Hannah Dahlen is a Professor of Midwifery and Higher Degree Research Director in the School of Nursing and Midwifery at the Western Sydney University. Hannah has published more than 150 papers and has given papers at over 100 conferences and seminars with half of these being invited keynote addresses. Hannah is one of the top-ranking Western Sydney authors for The Conversation.  Hannah has been cited in the media over 1000 times and has been a part of three documentary films.
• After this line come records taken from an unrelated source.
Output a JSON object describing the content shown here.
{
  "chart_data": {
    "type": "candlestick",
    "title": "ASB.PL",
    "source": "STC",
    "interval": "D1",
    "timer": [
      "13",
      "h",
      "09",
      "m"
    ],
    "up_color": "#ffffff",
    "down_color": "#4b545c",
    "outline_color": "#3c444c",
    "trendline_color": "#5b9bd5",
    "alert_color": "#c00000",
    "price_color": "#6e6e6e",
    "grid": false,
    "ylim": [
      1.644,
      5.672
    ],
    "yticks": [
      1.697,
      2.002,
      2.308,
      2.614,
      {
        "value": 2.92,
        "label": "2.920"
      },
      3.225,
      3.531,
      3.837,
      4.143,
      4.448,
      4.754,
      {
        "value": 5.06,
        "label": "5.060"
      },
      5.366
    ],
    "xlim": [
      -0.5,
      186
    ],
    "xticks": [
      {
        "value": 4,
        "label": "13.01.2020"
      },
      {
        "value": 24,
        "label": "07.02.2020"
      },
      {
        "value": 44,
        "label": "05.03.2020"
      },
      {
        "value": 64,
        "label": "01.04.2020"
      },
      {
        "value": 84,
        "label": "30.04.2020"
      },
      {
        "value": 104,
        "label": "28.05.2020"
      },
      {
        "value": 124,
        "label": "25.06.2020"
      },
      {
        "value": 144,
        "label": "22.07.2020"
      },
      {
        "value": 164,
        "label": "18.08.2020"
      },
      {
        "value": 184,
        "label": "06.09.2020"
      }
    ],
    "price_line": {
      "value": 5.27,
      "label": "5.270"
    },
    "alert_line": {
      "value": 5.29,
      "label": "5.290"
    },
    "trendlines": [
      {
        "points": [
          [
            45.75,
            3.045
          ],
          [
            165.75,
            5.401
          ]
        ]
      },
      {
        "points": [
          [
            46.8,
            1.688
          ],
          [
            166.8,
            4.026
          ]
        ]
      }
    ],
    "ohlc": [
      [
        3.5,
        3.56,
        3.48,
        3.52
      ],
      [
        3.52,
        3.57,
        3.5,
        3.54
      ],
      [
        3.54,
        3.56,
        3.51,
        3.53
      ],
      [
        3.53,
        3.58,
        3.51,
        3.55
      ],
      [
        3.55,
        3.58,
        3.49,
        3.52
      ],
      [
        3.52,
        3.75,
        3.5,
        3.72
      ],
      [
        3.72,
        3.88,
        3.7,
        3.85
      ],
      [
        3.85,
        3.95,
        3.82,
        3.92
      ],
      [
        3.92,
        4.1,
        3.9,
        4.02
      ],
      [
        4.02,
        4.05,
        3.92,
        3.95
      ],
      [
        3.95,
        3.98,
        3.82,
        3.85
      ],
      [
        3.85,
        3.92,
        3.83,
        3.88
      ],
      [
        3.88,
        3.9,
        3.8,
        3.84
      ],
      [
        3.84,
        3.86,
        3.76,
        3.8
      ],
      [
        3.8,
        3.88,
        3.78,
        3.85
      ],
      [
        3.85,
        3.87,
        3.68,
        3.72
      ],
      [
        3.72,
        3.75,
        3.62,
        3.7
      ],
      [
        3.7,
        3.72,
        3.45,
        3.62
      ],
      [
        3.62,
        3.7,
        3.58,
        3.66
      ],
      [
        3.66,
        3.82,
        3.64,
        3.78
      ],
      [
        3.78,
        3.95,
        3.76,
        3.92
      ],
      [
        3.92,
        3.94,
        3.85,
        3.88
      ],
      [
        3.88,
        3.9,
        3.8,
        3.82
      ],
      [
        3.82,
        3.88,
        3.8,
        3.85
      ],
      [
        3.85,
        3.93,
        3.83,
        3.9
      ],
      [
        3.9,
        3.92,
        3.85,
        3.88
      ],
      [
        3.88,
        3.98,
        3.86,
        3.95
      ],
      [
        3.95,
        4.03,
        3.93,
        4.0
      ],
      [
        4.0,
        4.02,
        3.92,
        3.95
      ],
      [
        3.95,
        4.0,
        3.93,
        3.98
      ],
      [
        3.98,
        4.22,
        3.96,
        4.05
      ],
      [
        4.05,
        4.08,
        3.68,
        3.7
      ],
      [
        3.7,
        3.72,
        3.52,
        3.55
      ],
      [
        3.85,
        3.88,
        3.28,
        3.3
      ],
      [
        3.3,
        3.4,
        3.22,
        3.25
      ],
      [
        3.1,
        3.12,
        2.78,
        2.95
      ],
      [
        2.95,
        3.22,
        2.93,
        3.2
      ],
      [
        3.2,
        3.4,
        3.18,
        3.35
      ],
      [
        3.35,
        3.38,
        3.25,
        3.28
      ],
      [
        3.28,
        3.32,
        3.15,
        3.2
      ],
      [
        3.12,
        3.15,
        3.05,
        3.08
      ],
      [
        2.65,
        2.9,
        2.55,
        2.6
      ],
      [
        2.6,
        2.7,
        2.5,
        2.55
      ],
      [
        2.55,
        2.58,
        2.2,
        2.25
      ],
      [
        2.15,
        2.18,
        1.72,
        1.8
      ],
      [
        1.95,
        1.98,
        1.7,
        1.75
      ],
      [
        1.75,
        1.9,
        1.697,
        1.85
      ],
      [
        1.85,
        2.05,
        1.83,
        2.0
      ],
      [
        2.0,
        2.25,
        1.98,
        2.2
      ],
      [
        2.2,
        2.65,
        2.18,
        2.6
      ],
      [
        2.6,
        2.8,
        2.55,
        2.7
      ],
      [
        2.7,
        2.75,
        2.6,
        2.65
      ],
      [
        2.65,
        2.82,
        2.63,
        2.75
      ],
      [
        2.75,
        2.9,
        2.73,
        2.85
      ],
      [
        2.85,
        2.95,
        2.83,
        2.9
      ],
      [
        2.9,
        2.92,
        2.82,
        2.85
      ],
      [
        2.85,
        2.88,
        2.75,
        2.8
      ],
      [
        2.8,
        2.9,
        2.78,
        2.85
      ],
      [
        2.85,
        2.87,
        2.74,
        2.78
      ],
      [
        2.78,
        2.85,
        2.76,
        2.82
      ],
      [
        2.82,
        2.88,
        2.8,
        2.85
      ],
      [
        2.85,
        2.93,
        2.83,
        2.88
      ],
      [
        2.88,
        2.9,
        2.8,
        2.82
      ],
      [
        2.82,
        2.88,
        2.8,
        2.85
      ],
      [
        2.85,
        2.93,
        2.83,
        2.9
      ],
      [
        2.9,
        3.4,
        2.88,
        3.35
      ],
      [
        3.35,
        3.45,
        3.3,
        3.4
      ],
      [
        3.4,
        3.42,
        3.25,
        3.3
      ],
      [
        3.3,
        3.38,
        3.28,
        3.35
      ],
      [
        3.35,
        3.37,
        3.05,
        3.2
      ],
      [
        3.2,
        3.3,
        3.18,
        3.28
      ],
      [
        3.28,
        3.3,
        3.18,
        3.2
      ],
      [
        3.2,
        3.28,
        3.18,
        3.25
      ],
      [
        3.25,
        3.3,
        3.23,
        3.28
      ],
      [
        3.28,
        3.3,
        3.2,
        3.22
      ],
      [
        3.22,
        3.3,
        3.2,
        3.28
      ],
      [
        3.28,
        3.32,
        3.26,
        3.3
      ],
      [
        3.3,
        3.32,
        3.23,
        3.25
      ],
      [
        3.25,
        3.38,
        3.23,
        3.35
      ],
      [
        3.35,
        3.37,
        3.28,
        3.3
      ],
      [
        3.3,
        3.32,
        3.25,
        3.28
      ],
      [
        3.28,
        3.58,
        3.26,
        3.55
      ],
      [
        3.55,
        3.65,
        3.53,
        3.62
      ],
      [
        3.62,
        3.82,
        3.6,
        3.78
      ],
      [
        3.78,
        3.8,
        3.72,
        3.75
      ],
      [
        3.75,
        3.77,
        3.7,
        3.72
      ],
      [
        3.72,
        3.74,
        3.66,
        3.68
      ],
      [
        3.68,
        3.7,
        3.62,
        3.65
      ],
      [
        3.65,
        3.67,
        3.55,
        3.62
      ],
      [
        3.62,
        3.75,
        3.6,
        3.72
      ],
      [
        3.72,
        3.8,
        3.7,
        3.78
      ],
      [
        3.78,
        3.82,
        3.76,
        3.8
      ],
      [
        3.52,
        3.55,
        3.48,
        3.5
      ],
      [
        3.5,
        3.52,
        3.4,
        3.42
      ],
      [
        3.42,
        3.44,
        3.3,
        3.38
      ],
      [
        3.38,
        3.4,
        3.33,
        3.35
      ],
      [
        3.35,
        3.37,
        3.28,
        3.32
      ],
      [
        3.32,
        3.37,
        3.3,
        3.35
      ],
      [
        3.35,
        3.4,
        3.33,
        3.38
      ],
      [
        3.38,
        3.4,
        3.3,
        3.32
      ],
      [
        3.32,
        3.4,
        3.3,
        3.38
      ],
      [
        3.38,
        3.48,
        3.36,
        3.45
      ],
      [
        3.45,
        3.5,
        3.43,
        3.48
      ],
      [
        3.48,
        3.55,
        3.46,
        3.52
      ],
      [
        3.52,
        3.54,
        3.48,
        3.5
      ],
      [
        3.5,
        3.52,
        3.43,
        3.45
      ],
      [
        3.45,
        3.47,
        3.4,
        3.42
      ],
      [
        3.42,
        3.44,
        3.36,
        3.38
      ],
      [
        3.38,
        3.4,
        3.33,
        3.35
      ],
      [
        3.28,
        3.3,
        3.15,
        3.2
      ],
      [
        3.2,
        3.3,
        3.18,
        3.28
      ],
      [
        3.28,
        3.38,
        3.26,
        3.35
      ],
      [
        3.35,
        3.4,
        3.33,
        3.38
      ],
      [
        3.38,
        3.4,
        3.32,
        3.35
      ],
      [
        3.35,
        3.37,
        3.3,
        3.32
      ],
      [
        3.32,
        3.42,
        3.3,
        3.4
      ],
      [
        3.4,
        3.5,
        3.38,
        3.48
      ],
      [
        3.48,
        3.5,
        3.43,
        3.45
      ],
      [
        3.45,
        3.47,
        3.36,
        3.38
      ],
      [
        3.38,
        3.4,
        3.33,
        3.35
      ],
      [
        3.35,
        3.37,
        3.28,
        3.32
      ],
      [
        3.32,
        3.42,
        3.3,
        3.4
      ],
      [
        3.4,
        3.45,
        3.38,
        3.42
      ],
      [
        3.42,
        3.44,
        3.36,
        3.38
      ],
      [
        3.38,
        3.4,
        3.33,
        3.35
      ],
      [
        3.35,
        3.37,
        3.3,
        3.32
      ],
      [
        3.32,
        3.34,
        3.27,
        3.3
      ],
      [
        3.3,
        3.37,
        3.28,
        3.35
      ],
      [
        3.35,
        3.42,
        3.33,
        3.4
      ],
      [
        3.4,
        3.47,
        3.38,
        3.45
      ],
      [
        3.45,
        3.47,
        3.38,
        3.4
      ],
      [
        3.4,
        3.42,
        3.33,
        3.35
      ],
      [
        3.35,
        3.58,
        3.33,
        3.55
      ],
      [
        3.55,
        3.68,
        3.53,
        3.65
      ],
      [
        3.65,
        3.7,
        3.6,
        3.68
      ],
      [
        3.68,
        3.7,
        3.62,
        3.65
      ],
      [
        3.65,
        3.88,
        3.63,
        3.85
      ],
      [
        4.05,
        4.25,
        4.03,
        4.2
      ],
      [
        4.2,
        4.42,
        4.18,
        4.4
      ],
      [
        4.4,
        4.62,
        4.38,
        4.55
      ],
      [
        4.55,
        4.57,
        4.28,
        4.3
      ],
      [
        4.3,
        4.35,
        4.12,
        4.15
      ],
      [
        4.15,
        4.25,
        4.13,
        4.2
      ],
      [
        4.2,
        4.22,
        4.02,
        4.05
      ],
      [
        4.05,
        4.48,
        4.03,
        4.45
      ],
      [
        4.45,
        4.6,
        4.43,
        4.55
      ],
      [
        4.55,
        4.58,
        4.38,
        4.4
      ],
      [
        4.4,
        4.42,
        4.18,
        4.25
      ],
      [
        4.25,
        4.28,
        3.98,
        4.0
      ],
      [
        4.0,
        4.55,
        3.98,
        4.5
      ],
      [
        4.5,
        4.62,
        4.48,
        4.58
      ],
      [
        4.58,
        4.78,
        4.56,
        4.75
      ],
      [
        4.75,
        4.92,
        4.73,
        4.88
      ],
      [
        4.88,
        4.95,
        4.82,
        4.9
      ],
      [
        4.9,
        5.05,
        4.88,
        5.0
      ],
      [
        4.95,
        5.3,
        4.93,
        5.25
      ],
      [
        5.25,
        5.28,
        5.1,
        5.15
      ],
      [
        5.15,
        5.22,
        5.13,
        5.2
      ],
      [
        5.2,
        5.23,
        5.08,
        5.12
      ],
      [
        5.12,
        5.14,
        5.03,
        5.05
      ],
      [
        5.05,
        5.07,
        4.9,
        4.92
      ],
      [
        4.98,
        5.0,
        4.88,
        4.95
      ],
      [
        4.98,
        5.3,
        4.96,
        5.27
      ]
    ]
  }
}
Hannah has strong international collaborations. She is co-founder of the international research collaboration EPIIC (Epigenetic Impact of Childbirth). In November 2012 she was named in the Sydney Morning Herald’s list of 100 “people who change our city for the better”. She was named as one of the leading “science and knowledge thinkers” for 2012 due to her research and public profile. Hannah has a strong profile in the profession of midwifery. She is a past National President of the Australian College of Midwives, and she sits on several peak National and State committees. Hannah sits on several state and National Health committees. Hannah is still a practising midwife and works in a private group practice in Sydney. Hannah competed her PhD in 2008 and commenced supervising higher degree students then.